Когда-то, в молодые годы, для меня стало открытием, что Малевич был замечательным рисовальщиком. И этот замечательный рисовальщик с академическим рисунком вдруг стал серьезным автором достаточно серьезной картинки про квадрат.

К чему я веду: тот путь, который молодые режиссеры проходят через театр жизнеподобия, через учительский театр, на самом деле чрезвычайно важен. Чтобы развалить все на свете, нужно первым делом научиться рисовать по школе. Проблема заключается не в том, что молодые режиссеры пока ничего не развалили (хотя мне хотелось бы, чтобы развалили), а в том, что они по школе рисуют плохо.

И еще одно — то, о чем я молчал на обсуждениях. Смущает, что ставят как будто не про себя. Не из своей жизни. Как будто они уже внутренне поделили: театр, сцена — это одна история, а я, моя жизнь, мое мировоззрение, среда — это другая история.
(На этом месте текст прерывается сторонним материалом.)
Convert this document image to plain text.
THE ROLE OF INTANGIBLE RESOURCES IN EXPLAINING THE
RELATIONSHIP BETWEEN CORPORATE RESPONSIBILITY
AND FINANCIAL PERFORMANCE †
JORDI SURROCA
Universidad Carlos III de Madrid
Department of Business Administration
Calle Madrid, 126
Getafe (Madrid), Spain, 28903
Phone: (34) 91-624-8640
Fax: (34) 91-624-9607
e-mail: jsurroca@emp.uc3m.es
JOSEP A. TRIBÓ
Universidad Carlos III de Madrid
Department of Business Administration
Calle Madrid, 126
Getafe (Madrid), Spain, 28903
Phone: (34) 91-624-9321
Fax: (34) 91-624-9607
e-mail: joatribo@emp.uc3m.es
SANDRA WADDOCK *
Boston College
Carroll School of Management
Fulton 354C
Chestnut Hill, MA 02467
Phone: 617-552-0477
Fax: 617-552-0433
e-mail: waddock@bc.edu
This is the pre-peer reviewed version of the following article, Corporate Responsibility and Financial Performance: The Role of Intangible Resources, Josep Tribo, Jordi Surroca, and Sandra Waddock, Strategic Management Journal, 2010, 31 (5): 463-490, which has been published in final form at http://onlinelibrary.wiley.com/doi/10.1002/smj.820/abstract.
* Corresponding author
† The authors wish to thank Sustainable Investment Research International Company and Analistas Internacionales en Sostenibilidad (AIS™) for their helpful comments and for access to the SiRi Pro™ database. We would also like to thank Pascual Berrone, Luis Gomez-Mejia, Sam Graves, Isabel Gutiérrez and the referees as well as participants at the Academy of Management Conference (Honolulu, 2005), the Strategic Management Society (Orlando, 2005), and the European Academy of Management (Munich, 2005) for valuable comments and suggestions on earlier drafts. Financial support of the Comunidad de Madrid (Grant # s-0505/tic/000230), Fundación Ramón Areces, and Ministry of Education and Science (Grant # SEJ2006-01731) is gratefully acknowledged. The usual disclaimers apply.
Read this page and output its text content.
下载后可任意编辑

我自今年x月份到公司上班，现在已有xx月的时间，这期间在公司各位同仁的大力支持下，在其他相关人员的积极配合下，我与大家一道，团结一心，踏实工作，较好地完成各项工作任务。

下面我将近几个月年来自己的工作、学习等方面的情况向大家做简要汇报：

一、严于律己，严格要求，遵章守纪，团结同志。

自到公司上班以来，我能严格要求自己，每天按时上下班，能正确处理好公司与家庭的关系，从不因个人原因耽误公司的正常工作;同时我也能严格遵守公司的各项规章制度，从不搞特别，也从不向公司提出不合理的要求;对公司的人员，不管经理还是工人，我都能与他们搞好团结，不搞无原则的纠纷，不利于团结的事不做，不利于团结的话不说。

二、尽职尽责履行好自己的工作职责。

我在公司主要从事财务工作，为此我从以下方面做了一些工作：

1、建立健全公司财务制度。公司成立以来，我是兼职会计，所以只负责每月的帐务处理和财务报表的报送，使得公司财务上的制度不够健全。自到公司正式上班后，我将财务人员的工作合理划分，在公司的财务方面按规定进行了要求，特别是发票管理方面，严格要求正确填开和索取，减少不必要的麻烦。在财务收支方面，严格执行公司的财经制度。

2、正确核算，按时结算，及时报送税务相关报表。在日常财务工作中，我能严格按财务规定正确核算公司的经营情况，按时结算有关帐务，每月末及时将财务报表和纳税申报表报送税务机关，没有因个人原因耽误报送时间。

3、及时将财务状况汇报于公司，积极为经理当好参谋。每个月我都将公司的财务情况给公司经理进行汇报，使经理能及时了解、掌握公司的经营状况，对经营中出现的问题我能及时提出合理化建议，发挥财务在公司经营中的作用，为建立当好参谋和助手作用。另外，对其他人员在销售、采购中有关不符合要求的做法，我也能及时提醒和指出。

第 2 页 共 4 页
И поэтому театр для них — это такая работа. Пришел на работу — поставил спектакль, пришел с работы — для души посмотрел телевизор. Но в основе режиссерской профессии, помимо всех навыков, лежит мировоззрение относительно сегодняшнего дня. Самая важная категория, с которой вступает во взаимоотношения режиссер, — время. Сегодняшнего времени в большинстве спектаклей не видно.

Конечно же, вам надо больше ставить, надо ездить — все это достигается упражнениями. Ведь у вас впереди — полный ужас. Театр со своими жесткими требованиями, репертуарной политикой, необходимостью ставить Рея Куни, детские сказки будет вас потрошить насмерть. Вас станут ломать артисты, которые хотят от театра привычного, вас будут изводить директора, которым нужно собрать кассу или ничего не нужно вообще. Вас ждет больше темное будущее, и вы должны быть к этому готовы.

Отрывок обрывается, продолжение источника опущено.